At 1-year post discharge from acute hospital bed, our data
showed a mortality of 32%, which is greater than reported mortality of hip fractures (22%) [32]. But similar to mortality of odontoid
peg fractures (34%) [33]. Reflecting the frailty of this patient group.
Our study is limited by its retrospective nature, and small sample size. Although we recorded the use of anticoagulant or anti-platelet therapy and their indications, we did not collect any data
pertaining to other medical comorbidities, functional status or
ASA grade. Our study may also be limited by advances in technology following the period studied, such as the common availability
of VAC therapy.
Conclusion
Pretibial injuries complicated by haematoma occur more frequently in elderly female patients. Presentation may commonly
be complicated by the concurrent use of anticoagulant or anti-platelet therapy.
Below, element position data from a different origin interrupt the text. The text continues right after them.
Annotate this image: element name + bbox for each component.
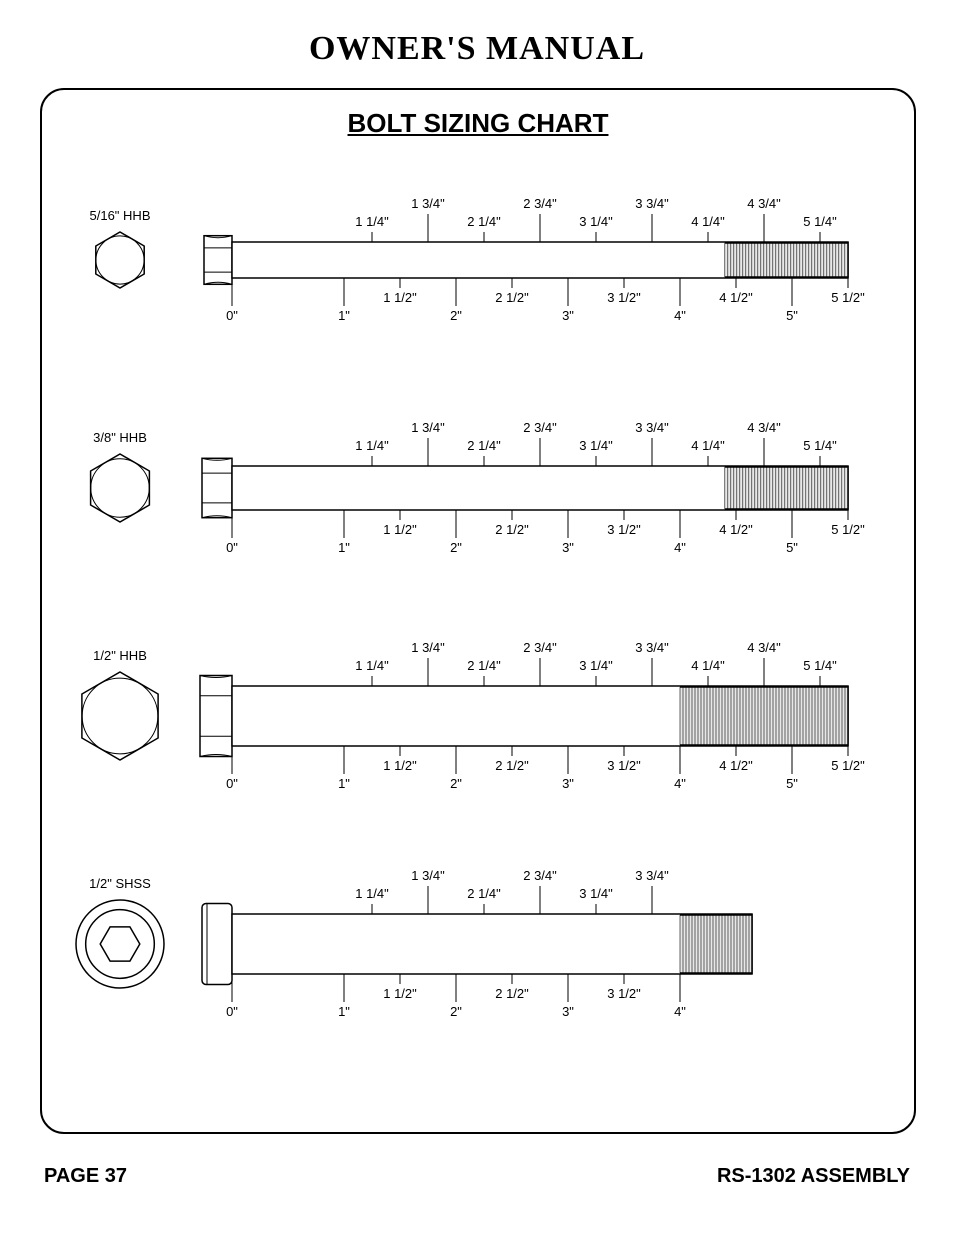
tick-1: 2 1/2" [495,522,529,537]
tick-0: 1 3/4" [411,196,445,211]
tick-2: 2 1/2" [495,758,529,773]
tick-2: 5 1/2" [831,758,865,773]
tick-0: 2" [450,308,462,323]
tick-0: 2 1/2" [495,290,529,305]
tick-3: 2" [450,1004,462,1019]
tick-3: 3 1/2" [607,986,641,1001]
tick-3: 3 1/4" [579,886,613,901]
tick-3: 1 1/2" [383,986,417,1001]
bolt-name-2: 1/2" HHB [93,648,147,663]
tick-0: 2 3/4" [523,196,557,211]
tick-2: 2 3/4" [523,640,557,655]
tick-2: 1 3/4" [411,640,445,655]
tick-2: 4 1/2" [719,758,753,773]
page: OWNER'S MANUAL BOLT SIZING CHART 5/16" H… [0,0,954,1235]
tick-1: 3" [562,540,574,555]
tick-1: 1" [338,540,350,555]
tick-1: 5 1/4" [803,438,837,453]
tick-1: 2" [450,540,462,555]
tick-1: 2 3/4" [523,420,557,435]
tick-1: 0" [226,540,238,555]
tick-0: 0" [226,308,238,323]
tick-3: 2 1/2" [495,986,529,1001]
tick-3: 1 3/4" [411,868,445,883]
tick-0: 5 1/2" [831,290,865,305]
tick-0: 4 1/2" [719,290,753,305]
tick-1: 3 1/4" [579,438,613,453]
tick-0: 3 1/4" [579,214,613,229]
tick-2: 3" [562,776,574,791]
tick-0: 3 3/4" [635,196,669,211]
tick-1: 2 1/4" [467,438,501,453]
tick-1: 1 1/4" [355,438,389,453]
tick-0: 1 1/4" [355,214,389,229]
tick-2: 3 1/2" [607,758,641,773]
tick-0: 5 1/4" [803,214,837,229]
tick-2: 5" [786,776,798,791]
tick-2: 1 1/4" [355,658,389,673]
bolt-name-1: 3/8" HHB [93,430,147,445]
tick-2: 2" [450,776,462,791]
tick-1: 3 1/2" [607,522,641,537]
tick-2: 4 1/4" [691,658,725,673]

These injuries are associated with lengthy inpatient stay, multiple outpatient attendances and high mortality.
The available literature advocates a multidisciplinary approach
to managing these wounds with early surgical intervention when
indicated and early mobilisation. This is the first reported case related to pre-tibial haematoma mortality on orthopaedic wards.
Abbreviations: DGH: District General Hospital; DOAC: Direct
Oral Anticoagulant; VAC: Vacuum Assisted Closure; FTSG: Full
Thickness Skin Graft; SSG: Split Skin Graft; NHFD: National Hip
Fracture Database.
Declarations
The authors declare no conflicts of interest.
No funding was received by any party in writing this paper.